Coverage-Guided Fuzzing
What is Coverage-Guided Fuzzing?
Coverage-Guided FuzzingA fuzzing technique that instruments the target to measure code coverage and evolves inputs that explore previously unseen paths, dramatically improving bug-finding efficiency.
Coverage-guided fuzzers instrument the target at compile time or via dynamic binary translation, then run candidate inputs while collecting edge or basic-block coverage. Inputs that exercise new coverage are kept and further mutated by an evolutionary algorithm, so the corpus drifts toward harder-to-reach code. This feedback loop, popularized by AFL and refined by AFL++, libFuzzer and Honggfuzz, is orders of magnitude more effective than blind random fuzzing on real software.

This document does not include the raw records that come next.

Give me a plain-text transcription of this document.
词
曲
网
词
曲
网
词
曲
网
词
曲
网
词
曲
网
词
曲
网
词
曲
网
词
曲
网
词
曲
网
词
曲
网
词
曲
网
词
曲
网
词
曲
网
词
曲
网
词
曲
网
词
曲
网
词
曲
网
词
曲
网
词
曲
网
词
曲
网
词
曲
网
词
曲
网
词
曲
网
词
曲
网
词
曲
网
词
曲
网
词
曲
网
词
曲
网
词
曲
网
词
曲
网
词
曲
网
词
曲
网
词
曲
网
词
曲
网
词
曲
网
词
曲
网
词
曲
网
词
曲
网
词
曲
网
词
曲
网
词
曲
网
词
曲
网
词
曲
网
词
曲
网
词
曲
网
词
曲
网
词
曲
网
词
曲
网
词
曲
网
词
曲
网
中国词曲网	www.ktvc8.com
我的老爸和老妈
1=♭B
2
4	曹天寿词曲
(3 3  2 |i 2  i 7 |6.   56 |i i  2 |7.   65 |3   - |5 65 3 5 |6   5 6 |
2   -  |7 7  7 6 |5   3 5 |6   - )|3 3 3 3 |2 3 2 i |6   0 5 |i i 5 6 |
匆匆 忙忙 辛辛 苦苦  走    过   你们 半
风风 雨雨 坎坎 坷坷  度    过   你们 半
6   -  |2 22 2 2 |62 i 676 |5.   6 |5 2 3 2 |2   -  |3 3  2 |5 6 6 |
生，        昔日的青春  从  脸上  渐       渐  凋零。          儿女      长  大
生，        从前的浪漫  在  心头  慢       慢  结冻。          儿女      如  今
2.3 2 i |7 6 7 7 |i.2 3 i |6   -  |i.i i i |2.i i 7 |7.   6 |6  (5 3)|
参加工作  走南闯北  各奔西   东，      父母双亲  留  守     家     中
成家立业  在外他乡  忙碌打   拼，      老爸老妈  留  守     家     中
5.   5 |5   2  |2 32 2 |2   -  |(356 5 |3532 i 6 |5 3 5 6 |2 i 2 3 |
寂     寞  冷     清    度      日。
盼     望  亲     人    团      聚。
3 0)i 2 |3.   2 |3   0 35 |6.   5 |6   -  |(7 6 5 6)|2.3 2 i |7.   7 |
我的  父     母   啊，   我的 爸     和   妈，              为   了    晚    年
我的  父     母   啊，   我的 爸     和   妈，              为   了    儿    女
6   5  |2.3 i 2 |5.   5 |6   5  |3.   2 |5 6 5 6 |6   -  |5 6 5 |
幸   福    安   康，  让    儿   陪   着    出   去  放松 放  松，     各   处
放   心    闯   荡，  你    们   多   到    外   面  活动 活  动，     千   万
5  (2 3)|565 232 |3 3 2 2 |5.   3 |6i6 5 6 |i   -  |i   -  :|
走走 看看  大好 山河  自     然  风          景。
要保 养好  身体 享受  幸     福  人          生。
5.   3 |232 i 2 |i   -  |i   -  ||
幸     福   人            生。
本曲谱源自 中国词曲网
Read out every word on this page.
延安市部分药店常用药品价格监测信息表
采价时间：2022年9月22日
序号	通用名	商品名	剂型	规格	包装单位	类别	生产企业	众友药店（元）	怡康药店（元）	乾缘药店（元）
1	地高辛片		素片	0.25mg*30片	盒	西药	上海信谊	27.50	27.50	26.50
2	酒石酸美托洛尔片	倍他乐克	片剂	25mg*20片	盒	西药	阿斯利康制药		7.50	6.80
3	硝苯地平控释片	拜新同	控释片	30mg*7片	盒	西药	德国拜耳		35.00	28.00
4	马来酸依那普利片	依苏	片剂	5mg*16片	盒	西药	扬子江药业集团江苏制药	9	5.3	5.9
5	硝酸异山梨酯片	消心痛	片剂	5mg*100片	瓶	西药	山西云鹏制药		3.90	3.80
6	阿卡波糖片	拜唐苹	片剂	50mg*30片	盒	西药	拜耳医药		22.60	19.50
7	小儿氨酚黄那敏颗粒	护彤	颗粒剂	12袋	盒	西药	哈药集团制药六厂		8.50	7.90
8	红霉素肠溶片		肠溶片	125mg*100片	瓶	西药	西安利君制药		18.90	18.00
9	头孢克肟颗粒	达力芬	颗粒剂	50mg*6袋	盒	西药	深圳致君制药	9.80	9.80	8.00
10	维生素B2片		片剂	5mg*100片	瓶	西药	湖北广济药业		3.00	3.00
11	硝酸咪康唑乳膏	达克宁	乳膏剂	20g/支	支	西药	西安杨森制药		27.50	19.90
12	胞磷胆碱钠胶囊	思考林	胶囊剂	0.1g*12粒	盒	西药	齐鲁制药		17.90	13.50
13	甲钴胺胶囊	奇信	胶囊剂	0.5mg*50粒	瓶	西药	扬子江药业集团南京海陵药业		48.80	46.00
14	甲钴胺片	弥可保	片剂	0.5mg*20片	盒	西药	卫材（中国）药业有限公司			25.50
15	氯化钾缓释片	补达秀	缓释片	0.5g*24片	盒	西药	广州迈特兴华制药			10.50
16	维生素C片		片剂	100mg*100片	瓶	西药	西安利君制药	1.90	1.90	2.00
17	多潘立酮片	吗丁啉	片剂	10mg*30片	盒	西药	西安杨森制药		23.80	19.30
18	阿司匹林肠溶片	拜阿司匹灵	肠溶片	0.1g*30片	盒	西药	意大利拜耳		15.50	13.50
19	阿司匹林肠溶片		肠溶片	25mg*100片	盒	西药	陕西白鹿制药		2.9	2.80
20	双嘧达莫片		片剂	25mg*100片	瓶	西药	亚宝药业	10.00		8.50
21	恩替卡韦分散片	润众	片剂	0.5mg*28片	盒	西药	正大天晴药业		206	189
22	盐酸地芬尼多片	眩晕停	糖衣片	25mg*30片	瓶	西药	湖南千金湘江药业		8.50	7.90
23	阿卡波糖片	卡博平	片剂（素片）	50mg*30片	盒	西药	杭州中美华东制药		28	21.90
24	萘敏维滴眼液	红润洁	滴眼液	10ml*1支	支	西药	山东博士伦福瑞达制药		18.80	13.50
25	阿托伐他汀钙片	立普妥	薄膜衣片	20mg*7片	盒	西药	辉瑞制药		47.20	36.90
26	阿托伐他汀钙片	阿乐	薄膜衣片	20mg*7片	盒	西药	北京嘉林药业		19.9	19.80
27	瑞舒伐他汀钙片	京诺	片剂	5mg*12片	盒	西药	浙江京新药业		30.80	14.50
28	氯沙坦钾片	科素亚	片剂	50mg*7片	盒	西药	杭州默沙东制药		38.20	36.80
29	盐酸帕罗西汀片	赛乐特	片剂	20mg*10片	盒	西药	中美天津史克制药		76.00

It powers projects such as Google OSS-Fuzz, which has discovered tens of thousands of bugs in open-source code by running coverage-guided fuzzers continuously.
● Examples
- 01
Compiling a C parser with AFL++ instrumentation and using afl-fuzz to grow a coverage-driven corpus.
- 02
libFuzzer using SanitizerCoverage to evolve inputs for a Rust crate.
● Frequently asked questions
What is Coverage-Guided Fuzzing?
A fuzzing technique that instruments the target to measure code coverage and evolves inputs that explore previously unseen paths, dramatically improving bug-finding efficiency. It belongs to the Application Security category of cybersecurity.
What does Coverage-Guided Fuzzing mean?
A fuzzing technique that instruments the target to measure code coverage and evolves inputs that explore previously unseen paths, dramatically improving bug-finding efficiency.
How do you defend against Coverage-Guided Fuzzing?
Defences for Coverage-Guided Fuzzing typically combine technical controls and operational practices, as detailed in the full definition above.
What are other names for Coverage-Guided Fuzzing?
Common alternative names include: Greybox fuzzing, Feedback-driven fuzzing.